Regarding the link for the 2nd one, I didn't know anything about removing the ?.

How or what way should I power everything with a 5v power supply, Buy a proper regulated power supply and connect it to a barrel jack, then 5v wire direct to the display and gnd to the arduino.??

As  I'm not an EE, my foray into this world is purely amatuer, and no doubt it shows!

I have tried a printer usb cable from a multi adaptor charger and it lit up the display , then went off.




Paul__B

Regarding the link for the 2nd one, I didn't know anything about removing the ?.
That absolutely ridiculous "tail" string on eBay or Aliexpress or RS is a tracking code for while you were browsing.  No-one else wants it and indeed, you do not want it either!

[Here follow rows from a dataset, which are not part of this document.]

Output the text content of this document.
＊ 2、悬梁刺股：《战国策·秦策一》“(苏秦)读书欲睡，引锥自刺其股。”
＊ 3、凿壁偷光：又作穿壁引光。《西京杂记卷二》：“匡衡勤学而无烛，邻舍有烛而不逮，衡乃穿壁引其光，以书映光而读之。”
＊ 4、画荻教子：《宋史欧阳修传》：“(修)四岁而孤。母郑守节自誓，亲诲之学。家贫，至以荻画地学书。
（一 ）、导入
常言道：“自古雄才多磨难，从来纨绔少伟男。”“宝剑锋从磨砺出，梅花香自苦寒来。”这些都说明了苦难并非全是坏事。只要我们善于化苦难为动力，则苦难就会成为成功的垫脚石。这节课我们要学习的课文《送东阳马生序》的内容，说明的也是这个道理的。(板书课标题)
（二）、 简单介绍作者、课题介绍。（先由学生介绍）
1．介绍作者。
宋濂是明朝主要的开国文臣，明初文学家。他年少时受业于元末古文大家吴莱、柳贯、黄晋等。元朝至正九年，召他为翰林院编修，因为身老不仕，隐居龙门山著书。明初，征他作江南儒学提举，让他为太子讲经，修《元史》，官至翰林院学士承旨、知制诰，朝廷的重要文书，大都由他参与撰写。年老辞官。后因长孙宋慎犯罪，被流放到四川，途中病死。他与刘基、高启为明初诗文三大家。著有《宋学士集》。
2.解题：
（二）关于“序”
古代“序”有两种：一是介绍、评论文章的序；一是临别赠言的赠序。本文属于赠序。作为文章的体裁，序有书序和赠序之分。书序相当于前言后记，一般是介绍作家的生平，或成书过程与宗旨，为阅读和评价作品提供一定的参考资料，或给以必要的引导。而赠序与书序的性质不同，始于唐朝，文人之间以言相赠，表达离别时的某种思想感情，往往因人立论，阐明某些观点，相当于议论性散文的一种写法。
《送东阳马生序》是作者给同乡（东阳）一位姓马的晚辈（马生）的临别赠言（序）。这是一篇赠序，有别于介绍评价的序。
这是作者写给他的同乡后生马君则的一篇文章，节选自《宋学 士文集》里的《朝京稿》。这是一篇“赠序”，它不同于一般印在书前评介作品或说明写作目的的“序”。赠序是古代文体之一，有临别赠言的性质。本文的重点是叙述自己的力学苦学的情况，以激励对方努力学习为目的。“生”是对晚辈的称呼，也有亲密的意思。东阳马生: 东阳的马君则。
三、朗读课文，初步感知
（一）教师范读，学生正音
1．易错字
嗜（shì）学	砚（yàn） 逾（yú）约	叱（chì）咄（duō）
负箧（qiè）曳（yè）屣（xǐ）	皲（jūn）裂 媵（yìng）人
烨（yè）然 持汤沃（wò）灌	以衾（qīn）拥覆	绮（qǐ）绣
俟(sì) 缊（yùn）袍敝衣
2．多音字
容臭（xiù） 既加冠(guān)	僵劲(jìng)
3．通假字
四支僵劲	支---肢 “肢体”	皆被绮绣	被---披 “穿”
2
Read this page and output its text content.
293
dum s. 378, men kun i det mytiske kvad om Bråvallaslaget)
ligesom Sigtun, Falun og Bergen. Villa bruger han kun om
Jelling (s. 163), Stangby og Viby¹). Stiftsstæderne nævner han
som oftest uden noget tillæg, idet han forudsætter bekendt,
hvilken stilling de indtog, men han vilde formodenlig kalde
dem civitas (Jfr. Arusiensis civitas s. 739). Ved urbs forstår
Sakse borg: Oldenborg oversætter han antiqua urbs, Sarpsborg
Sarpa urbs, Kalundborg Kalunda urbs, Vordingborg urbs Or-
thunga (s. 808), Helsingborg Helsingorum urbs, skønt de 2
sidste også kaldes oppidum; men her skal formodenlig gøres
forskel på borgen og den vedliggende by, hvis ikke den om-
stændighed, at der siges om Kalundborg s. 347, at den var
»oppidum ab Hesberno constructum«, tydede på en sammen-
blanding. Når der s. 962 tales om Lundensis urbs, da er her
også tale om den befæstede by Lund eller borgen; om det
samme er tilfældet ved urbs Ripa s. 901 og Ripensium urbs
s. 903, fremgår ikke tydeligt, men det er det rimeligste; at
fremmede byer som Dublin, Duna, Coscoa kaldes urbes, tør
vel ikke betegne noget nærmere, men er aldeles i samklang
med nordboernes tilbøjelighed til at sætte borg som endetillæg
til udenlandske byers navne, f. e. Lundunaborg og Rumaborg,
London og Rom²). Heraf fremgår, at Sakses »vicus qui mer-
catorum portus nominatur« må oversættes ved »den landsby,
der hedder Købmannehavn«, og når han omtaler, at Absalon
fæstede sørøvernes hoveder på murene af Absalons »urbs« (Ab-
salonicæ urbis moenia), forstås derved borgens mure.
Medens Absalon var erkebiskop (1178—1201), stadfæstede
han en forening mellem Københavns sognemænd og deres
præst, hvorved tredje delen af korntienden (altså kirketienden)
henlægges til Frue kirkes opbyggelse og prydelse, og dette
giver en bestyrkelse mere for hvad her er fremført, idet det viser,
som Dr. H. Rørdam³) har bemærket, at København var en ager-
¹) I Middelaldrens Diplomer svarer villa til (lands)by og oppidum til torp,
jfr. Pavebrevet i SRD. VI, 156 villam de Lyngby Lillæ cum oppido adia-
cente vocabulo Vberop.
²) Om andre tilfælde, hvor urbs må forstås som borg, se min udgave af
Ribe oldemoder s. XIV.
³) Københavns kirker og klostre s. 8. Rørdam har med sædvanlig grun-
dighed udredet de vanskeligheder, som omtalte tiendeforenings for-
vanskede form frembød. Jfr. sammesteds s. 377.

How or what way should I power everything with a 5v power supply, Buy a proper regulated power supply and connect it to a barrel jack, then 5v wire direct to the display and gnd to the Arduino.??
Well, the "barrel" jack is a very practical way to plug in a power supply so it is removable when needed.  The 5 V supply with a fixed line connector of the correct polarity would be appropriate, and your box can have the corresponding jack fitted.

I have tried a printer USB cable from a multi adaptor charger and it lit up the display , then went off.
So we want to know the voltages when it did so - and what "multi adaptor charger" it was.

avalon66

#28
Apr 22, 2019, 10:37 am Last Edit: Apr 22, 2019, 12:02 pm by avalon66
The multi adaptor charger is a:
iSmart+ RAVPower, model: RP-PC020, input AC 100-240V 50/60Hz0.8A Max. Output is DC 5V/6A Total (Each 2.4A Max).
There are 3 usb ports on it

Voltages when using a USB lead from the muti charger:

Breadboard 5.03v
RTC 4.92v
DHT 3.1v
Display 3.1v


Paul__B

So you are saying there is a missing connection somewhere between the breadboard and display?

You last posted this "diagram":


Let's see.  Is this still your assembly?  And your power supply is plugged into the USB port?



So where on this are these voltages?  When you say it worked and then "went off", did the Arduino pilot light dim?